Edison’s adventure in mining began when he anticipated losing the battle of the currents. He was weighed down with self-doubt, telling an assistant that he had come to the realization that others on his staff knew more about electricity than he did. He went even further, morosely saying that he had never really known anything. But that did not matter because “I’m going to do something now so different and so much bigger than anything I’ve ever done before people will forget that my name ever was connected with anything electrical.”
He had long been excited by the idea that electrically charged magnets could be used to process iron ore, separating the iron from other material. In Menlo Park, more than ten years earlier, a laboratory notebook recorded experiments he had personally conducted to test the concept. Other inventors had also worked on “magnetic concentration,” as this process was called. Edison had never had the chance to devote sustained attention to it, however, and the idea had been stuck into a cubbyhole. Now he was ready to pull it out and put it into practice. New Jersey, New York, and Pennsylvania had considerable quantities of low-grade iron ore, but it was so costly to refine by conventional means that it drew few or no buyers. Edison was convinced that he would be able to build a system of magnetic concentration that would make easily mined, low-grade ore economically competitive with hard-to-extract, high-grade ore found elsewhere. In 1889, when he cashed out his interest in the newly formed Edison General Electric, he had the financial means to put his ideas to a real-world test. This money did not stay in his pockets for long. He bought the Ogden iron mine in rural northern New Jersey, about two miles south of Ogdensburg, and began to erect a concentrating works of his own design to process ore.

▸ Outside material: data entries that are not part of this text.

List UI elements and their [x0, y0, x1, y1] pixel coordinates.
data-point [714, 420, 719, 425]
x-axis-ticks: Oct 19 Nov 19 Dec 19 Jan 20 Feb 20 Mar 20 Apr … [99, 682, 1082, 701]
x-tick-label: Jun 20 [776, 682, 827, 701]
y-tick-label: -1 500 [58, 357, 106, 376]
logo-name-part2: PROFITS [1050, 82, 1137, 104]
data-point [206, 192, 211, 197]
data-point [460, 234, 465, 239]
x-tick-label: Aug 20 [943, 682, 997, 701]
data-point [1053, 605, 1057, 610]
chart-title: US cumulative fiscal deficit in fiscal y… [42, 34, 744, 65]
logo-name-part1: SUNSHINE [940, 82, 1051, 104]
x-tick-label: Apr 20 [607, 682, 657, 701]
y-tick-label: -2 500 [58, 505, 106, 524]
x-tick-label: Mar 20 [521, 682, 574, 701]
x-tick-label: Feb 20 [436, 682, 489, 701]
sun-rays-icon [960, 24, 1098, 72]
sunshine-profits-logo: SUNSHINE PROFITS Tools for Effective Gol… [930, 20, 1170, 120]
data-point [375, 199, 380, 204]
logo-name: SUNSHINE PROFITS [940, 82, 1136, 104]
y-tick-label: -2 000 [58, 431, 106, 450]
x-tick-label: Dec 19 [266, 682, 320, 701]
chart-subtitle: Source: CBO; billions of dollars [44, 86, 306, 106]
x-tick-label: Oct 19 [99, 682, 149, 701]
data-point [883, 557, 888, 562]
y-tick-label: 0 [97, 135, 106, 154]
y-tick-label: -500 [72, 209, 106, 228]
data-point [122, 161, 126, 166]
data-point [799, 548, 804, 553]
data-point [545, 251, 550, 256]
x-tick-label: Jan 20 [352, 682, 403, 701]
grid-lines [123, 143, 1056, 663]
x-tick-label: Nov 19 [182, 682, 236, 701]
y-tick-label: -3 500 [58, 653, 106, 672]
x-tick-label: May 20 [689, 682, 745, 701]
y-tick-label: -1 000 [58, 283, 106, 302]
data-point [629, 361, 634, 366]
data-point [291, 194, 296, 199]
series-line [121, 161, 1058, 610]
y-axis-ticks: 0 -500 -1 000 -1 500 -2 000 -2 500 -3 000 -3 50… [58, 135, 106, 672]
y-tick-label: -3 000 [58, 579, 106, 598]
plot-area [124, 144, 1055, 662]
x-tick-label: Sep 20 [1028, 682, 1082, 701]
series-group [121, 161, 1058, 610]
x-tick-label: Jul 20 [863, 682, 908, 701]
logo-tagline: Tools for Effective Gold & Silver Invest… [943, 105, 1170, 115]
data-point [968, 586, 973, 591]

The Edison system was designed to handle the iron-laden rock in as large a chunk
as the largest steam shovel of the day could bite off. Rather than blowing it up using explosives, it would be sent to the works to be crushed by rollers, breaking the rock into particles small enough to be separated by magnets. In making his plans, Edison concatenated three seemingly obvious insights that no one else had thought to put together. First, it was cheaper to break up ore using the energy provided by coal, which cost $3 a ton, rather than dynamite, at $100 a ton. Second, a five-ton chunk of rock could be pulverized into powder if the crushing rollers were built sufficiently large. Third, the rollers could do their work at low operational cost, relying on centrifugal force after steam power got them spinning at high speed. The scale of everything was outsized.
Edison happily embraced a thousand and one problems encountered in implementation. The rollers, for example, did not actually crush the rock as much as knock it into smithereens with knobs that were attached to chilled iron plates bolted to the curved surfaces. The rock turned out to be stubborn; its submission to the process required trial and error. The technical issues were primarily mechanical in nature; Edison had no claim to special expertise or advantages in this area, but he relished this opportunity to play in a field entirely new to him.